Course Introduction

J. Taylor

2024-01-01

Course overview

  • Review++ (e.g. STATS60 and a little more)

  • Beyond \(t\)-tests

  • Multiple group: ANOVA

  • Simple linear regression

  • Multiple linear regression

  • Model diagnostics

  • Model selection

  • Logistic regression

  • …

What is course about?

  • It is a course on applied statistics.

  • Hands-on: we use R, an open-source statistics software environment.

  • Course notes will be available as jupyter notebooks.

  • We will start out with a review of introductory statistics to see R in action.

  • Main topic is (linear) regression models: these are the bread and butter of applied statistics.

What is a regression model?

  • A regression model is a model of the relationships between some covariates (predictors) and an outcome.

  • Specifically, regression is a model of the average outcome given or having fixed the covariates.

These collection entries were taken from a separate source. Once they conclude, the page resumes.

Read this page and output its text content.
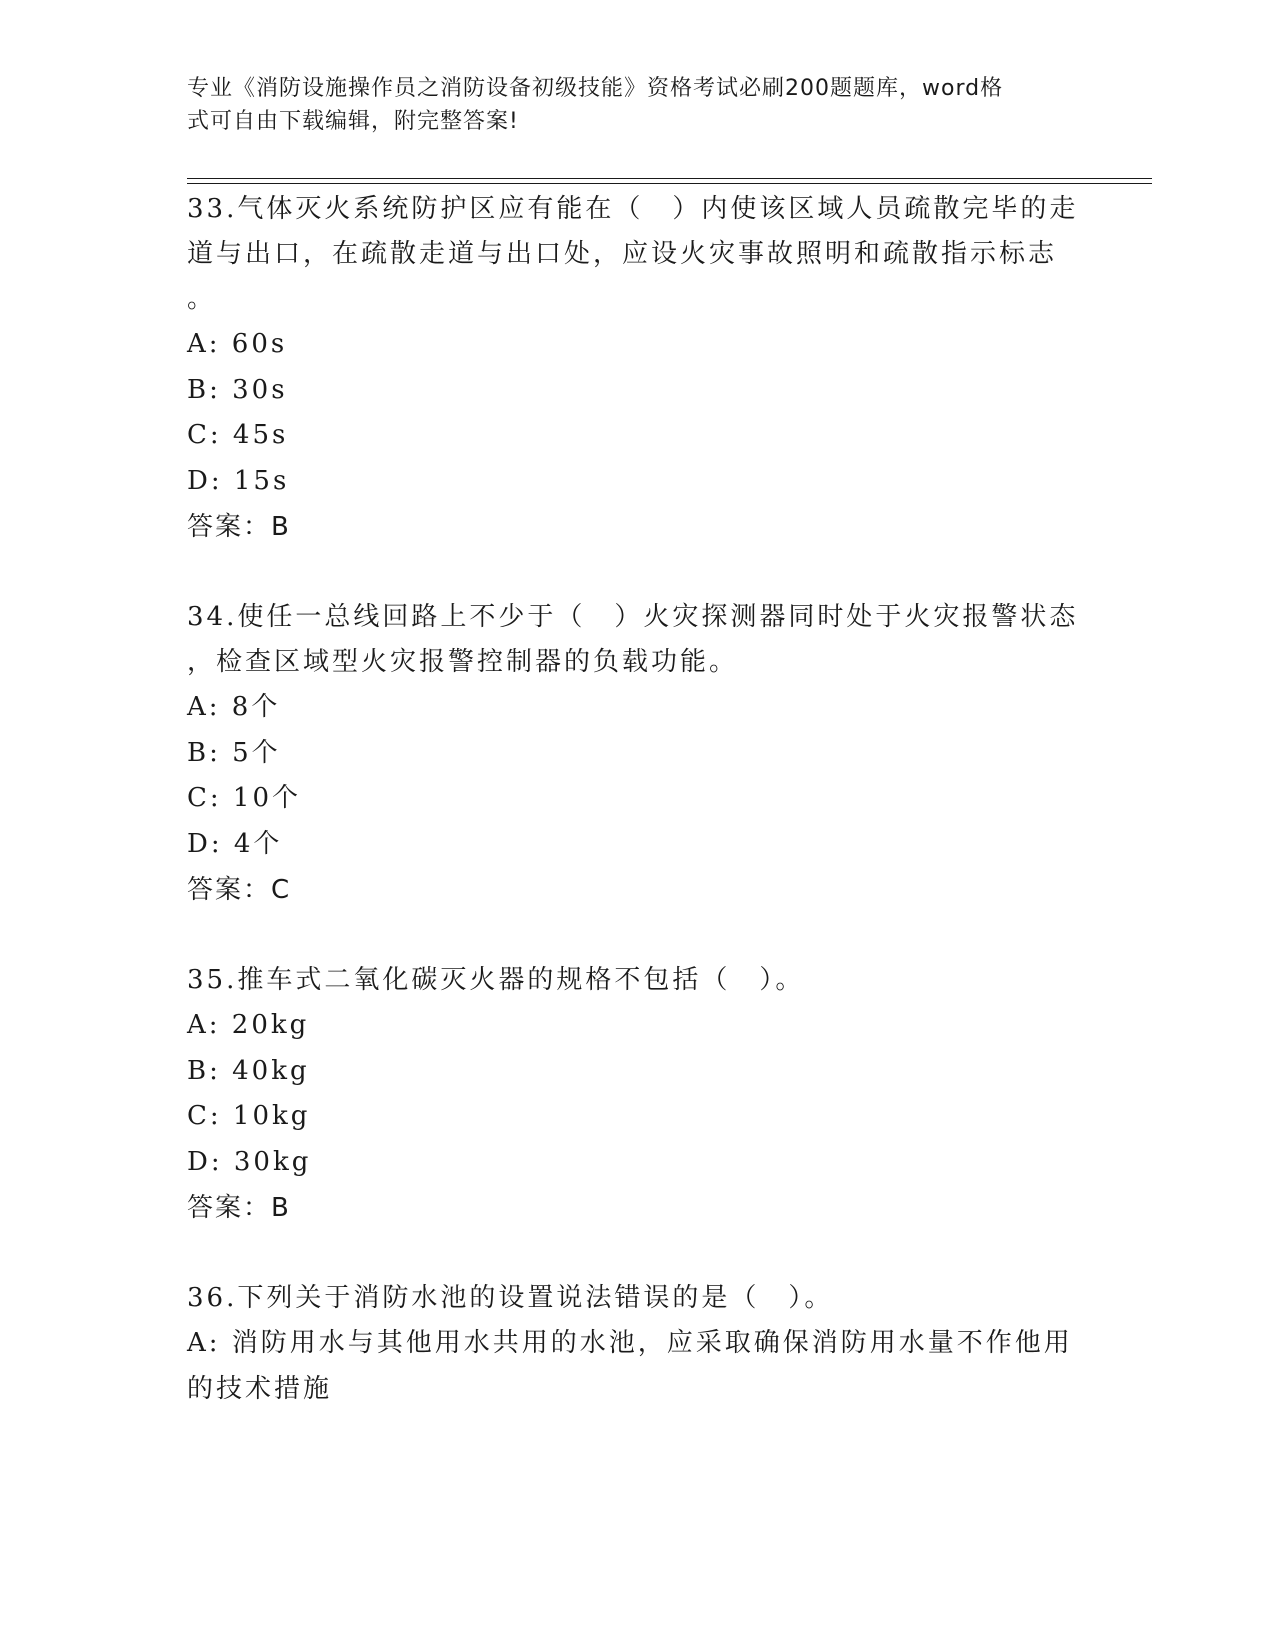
专业《消防设施操作员之消防设备初级技能》资格考试必刷200题题库，word格
式可自由下载编辑，附完整答案!
33.气体灭火系统防护区应有能在（　）内使该区域人员疏散完毕的走
道与出口，在疏散走道与出口处，应设火灾事故照明和疏散指示标志
。
A: 60s
B: 30s
C: 45s
D: 15s
答案：B
34.使任一总线回路上不少于（　）火灾探测器同时处于火灾报警状态
，检查区域型火灾报警控制器的负载功能。
A: 8个
B: 5个
C: 10个
D: 4个
答案：C
35.推车式二氧化碳灭火器的规格不包括（　）。
A: 20kg
B: 40kg
C: 10kg
D: 30kg
答案：B
36.下列关于消防水池的设置说法错误的是（　）。
A: 消防用水与其他用水共用的水池，应采取确保消防用水量不作他用
的技术措施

Heights of fathers and sons

  • We will consider the of fathers and sons collected by Karl Pearson in the late 19th century. Perhaps the first regression model!

  • One of our goals is to understand height of the son, S, knowing the height of the father, F.

  • A mathematical model might look like

    \[ S = g(F) + \varepsilon\]

  • Above \(g\) gives the average height of the son of a father of height F and \(\varepsilon\) is error: not every son whose fathers have the same height themselves have the same height.

  • A statistical question: is there any relationship between covariates and outcomes – is \(g\) just a constant?

Line of best fit

Linear regression model

  • How do we find this line? With a model.

  • We might model the data as

\[ S = \beta_0+ \beta_1 \cdot F + \varepsilon. \]

  • This model is linear in \((\beta_0, \beta_1)\), the intercept and the coefficient of F (the father’s height), it is a simple linear regression model.

Another model

\[ S = \beta_0 + \beta_1 F + \beta_2 F^2 + \varepsilon \]

  • Also linear (in \((\beta_0, \beta_1, \beta_2)\), the coefficients of \(1, F, F^2\)).

  • Which model is better? We will need a tool to compare models… more to come later.

  • Our example here was rather simple: we only had one independent variable: F.

Multiple linear regression: brain size in mammals

Features and response

Response in brains

  • Brain: average brain weight (in grams)

Features in brains

  • Body: average body weight (in kilograms)

  • Gestation: gestation period (in days)

  • Litter: average litter size

Graphical exploration

Building a model

Some of the main goals of this course:

  • Build a statistical model describing the effect of Gestation on Brain.

  • This model should recognize that other variables also affect Brain.

  • What sort of statistical conclusions can we make based on our model?

  • Is the model we choose adequate describe this dataset?

  • Are there other (simpler, more complicated) better models?